Willie Stargell is only one of 39 Hall of Famers to have played or managed in Three Rivers Stadium.

The list:

Walter Alston
Red Schoendienst
Leo Durocher
Earl Weaver
Tommy Lasorda
Orlando Cepeda
Sparky Anderson
Roberto Clemente
Ernie Banks
Willie Mays
Bob Gibson
Frank Robinson
Hank Aaron
Brooks Robinson
Juan Marichal
Lou Brock
Willie McCovey
Billy Williams
Willie Stargell
Tony Perez
Nolan Ryan
Don Sutton
Phil Niekro
Mike Schmidt
Steve Carlton
Tom Seaver
Fergie Jenkins
Joe Morgan
Johnny Bench
Al Kaline
Hoyt Wilhelm
Catfish Hunter
Carlton Fisk
Reggie Jackson
Rollie Fingers
Rod Carew
Jim PalmerCarl Yastrzemski

 
 

Stargell joins Clemente and Honus Wagner as the only members of the 114-year-old franchise to be frozen in time in sculpture. Owner Kevin McClatchy called Stargell, an outfielder/first baseman, whose No. 8 has been retired and whose bust graces the Hall of Fame in Cooperstown, as "one of the greatest Pirates ever to put on a uniform and one of the classiest people I've had the pleasure of meeting."

Stargell, who shared yesterday's moment with former teammates Steve Blass and Manny Sanguillen, spoke in a soft voice. He is much leaner than he has been in years because of an undisclosed medical condition.

He refused to discuss specifics, saying the cause of the illness that had him laid up in July is a personal matter. But he has weaned himself from a dialysis machine and has rid himself of an infection brought on by a cut finger.

"I've been given the green light to travel. My destiny is up to me," said Stargell, who appeared Thursday in a theater performance in addition to attending the stadium's curtain call for baseball. "I do have a lot of fight in me."

A seven-time All-Star, the man known as "Pops" played on two world championship teams and was National League co-MVP in 1979.

The base for Stargell's statue will be made of stainless steel and granite. Among the Stargell stars adorning it will be one giant gold one bearing Stargell's signature.

The base, designed by Chris Haupt of L.D. Astorino Companies, will include this quote from Stargell's first impression of Pittsburgh, "Last night, coming in from the airport, we came though the tunnel and the city opened up its arms and I felt at home."

Stargell was accompanied by his wife, Margaret, and a number of other family members.

"The moment is wonderful, folks," Stargell said.

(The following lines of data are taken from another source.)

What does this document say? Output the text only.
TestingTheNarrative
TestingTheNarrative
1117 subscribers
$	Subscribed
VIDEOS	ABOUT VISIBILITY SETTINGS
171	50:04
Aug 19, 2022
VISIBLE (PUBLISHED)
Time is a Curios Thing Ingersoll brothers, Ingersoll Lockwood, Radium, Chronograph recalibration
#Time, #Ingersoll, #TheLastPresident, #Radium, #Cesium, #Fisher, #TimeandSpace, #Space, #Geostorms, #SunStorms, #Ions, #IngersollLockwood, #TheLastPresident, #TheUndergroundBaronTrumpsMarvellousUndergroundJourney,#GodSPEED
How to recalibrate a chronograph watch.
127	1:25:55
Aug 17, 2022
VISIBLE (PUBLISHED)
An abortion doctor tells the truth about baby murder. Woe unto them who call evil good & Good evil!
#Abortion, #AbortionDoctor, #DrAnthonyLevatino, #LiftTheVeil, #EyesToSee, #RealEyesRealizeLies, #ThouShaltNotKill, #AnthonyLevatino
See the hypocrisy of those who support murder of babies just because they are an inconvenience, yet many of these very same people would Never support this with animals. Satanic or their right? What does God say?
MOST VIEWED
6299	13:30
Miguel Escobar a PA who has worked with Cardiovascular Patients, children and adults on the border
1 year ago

Stargell, draped in a gold blazer, grinned as Blass read off his career numbers: 475 home runs (including four in the upper deck and seven over the right-field roof at Forbes Field), 1,540 RBIs, 2,360 games played in a Pirates uniform. He pointed out another number: 1,936 career strikeouts.

 
  "Now that I have [this statue], you'd catch hell taking it away from me. It's special, very special."

"I figure that's four years of sabbatical I could have taken," Stargell laughed. "There's an old saying that the longer you're out of the game, the better you were."

But he also spoke of the pride he had in being a Pirate. That feeling ran so deep that he even handled his soiled uniform with respect after each game.

"I was so proud that not once did I throw my uniform on the floor. That's how particular I was," he said.

Asked what it meant to see the curtain come down on Three Rivers, Stargell answered playfully. "It means I've been around for a long time," he said.

When the laughter stopped, he added: "We won a lot of ballgames. We went through a lot, learning how to win, wanting to win. We had character, we had chemistry. We didn't duck our tails."

He recalled that Three Rivers opened with a playoff appearance in 1970 followed by a World Series crown the following year.

"I'd like to see that new stadium christened with a championship," said Stargell, who currently serves as special assistant to General Manager Cam Bonifay. "I would like to get a millennium ring."